Multiple Exposure Implementation

Does anyone know about the implemented multi-exposure algorithm? I am looking for something that the given vectors A, B compute the product A [i] ^ B [i] using some of the fast algorithms there.

Thanks!

+4
source share
3 answers

The following assumes your data is a floating point. If you have integers with multiple dots, indicate your requirements.

The pure numerical way is, of course, to take the magazine first. In fact, partial works can easily be under / overflowed, even if the result is finite.

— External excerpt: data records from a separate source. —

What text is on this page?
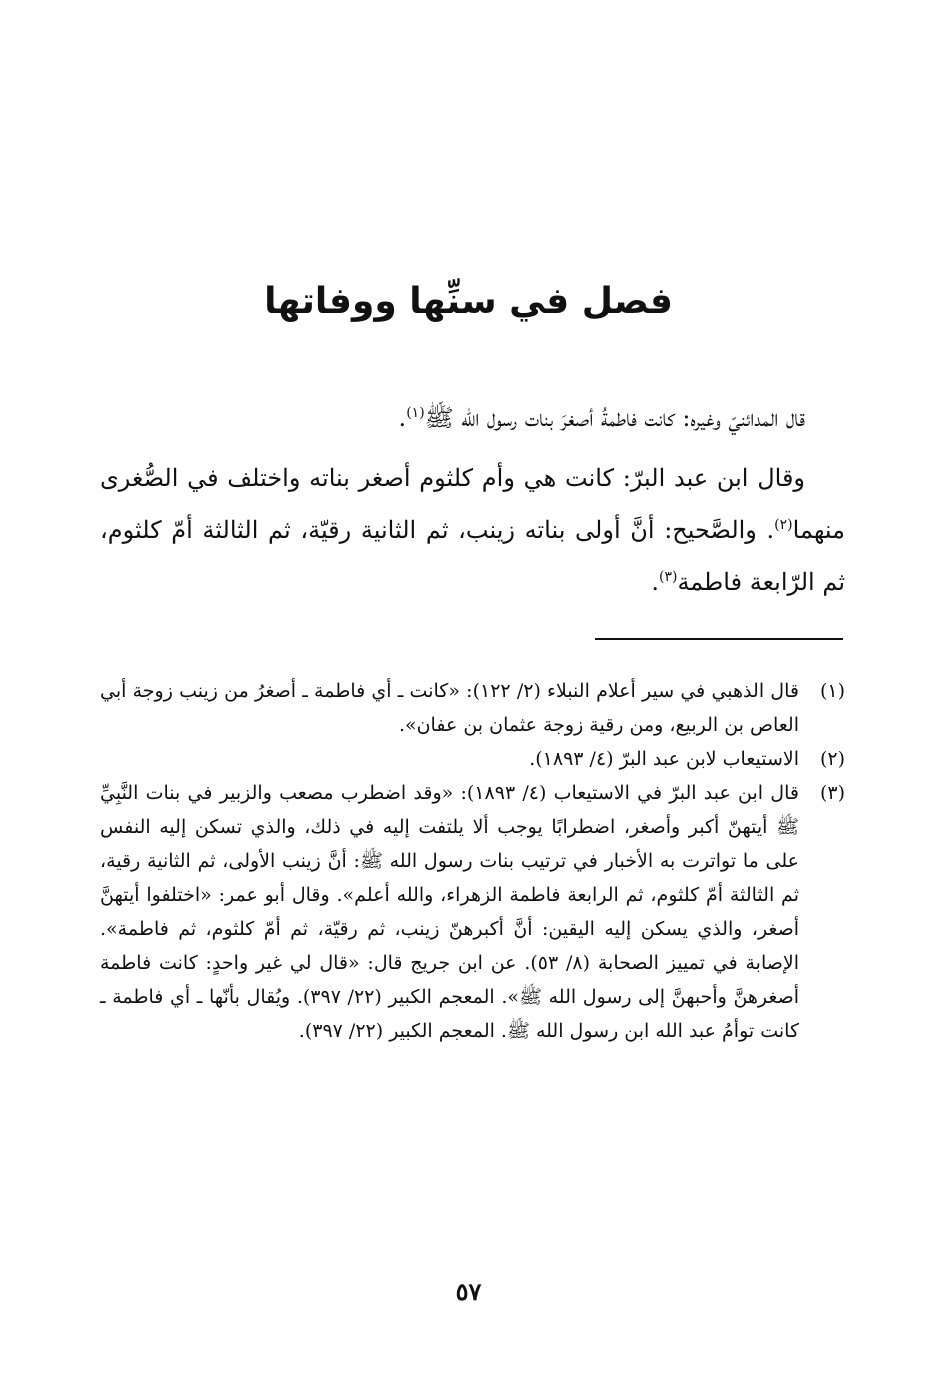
فصل في سنِّها ووفاتها

قال المدائنيّ وغيره: كانت فاطمةُ أصغرَ بنات رسول الله ﷺ$^{(١)}$.

وقال ابن عبد البرّ: كانت هي وأم كلثوم أصغر بناته واختلف في الصُّغرى منهما$^{(٢)}$. والصَّحيح: أنَّ أولى بناته زينب، ثم الثانية رقيّة، ثم الثالثة أمّ كلثوم، ثم الرّابعة فاطمة$^{(٣)}$.

(١)
قال الذهبي في سير أعلام النبلاء (٢/ ١٢٢): «كانت ـ أي فاطمة ـ أصغرُ من زينب زوجة أبي العاص بن الربيع، ومن رقية زوجة عثمان بن عفان».
(٢)
الاستيعاب لابن عبد البرّ (٤/ ١٨٩٣).
(٣)
قال ابن عبد البرّ في الاستيعاب (٤/ ١٨٩٣): «وقد اضطرب مصعب والزبير في بنات النَّبِيِّ ﷺ أيتهنّ أكبر وأصغر، اضطرابًا يوجب ألا يلتفت إليه في ذلك، والذي تسكن إليه النفس على ما تواترت به الأخبار في ترتيب بنات رسول الله ﷺ: أنَّ زينب الأولى، ثم الثانية رقية، ثم الثالثة أمّ كلثوم، ثم الرابعة فاطمة الزهراء، والله أعلم». وقال أبو عمر: «اختلفوا أيتهنَّ أصغر، والذي يسكن إليه اليقين: أنَّ أكبرهنّ زينب، ثم رقيّة، ثم أمّ كلثوم، ثم فاطمة». الإصابة في تمييز الصحابة (٨/ ٥٣). عن ابن جريج قال: «قال لي غير واحدٍ: كانت فاطمة أصغرهنَّ وأحبهنَّ إلى رسول الله ﷺ». المعجم الكبير (٢٢/ ٣٩٧). ويُقال بأنّها ـ أي فاطمة ـ كانت توأمُ عبد الله ابن رسول الله ﷺ. المعجم الكبير (٢٢/ ٣٩٧).
٥٧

Idiomatic corresponding program in C ++:

#include <cmath> #include <functional> #include <numeric> double f(double x, double y) { return y * std::log(x); } template <typename I, typename J> double multi_exponentiation(I a0, I an, J b0) { return std::exp(std::inner_product(a0, an, b0, 0., std::plus<double>(), f)); } // Example program int main() { std::vector<double> a, b; ... double e = multi_exponentiation(a.begin(), a.end(), b.begin()); } 

Using inner_product instead of writing a loop in itself has the advantage that as soon as you know that performance is a problem, you can replace the inner_product algorithm with the parallel_inner_product algorithm provided by a third-party library (or write one yourself).

+2
source

How fast should it be? Depending on the size of your algorithm, the power function should not be too bottleneck.

You should write a simple function such as:

 Vector VectorPower( Vector vec1, Vector vec2 ) { assert(vec1.length() == vec2.length()); Vector vecAns( vec1.length() ); for( unsigned int i = 0; i < vec1.length(); i++ ) { vecAns[i] = pow( vec1[i], vec2[i] ); } return vecAns; } 

In most cases, this will be effective enough for your application. If you were to implement a square root or some other transcendental function, you would also look at optimization.

In addition, some processors are optimized for arbitrary integrated capacities, and, of course, GPUs (although this helps a little if it is not a graphic-related record and is not marked as such).

Hope this answers your question :)

0
source

Have you tried tommath (not sure if it meets your performance requirements)? Its a multi-purpose integer arithmetic library!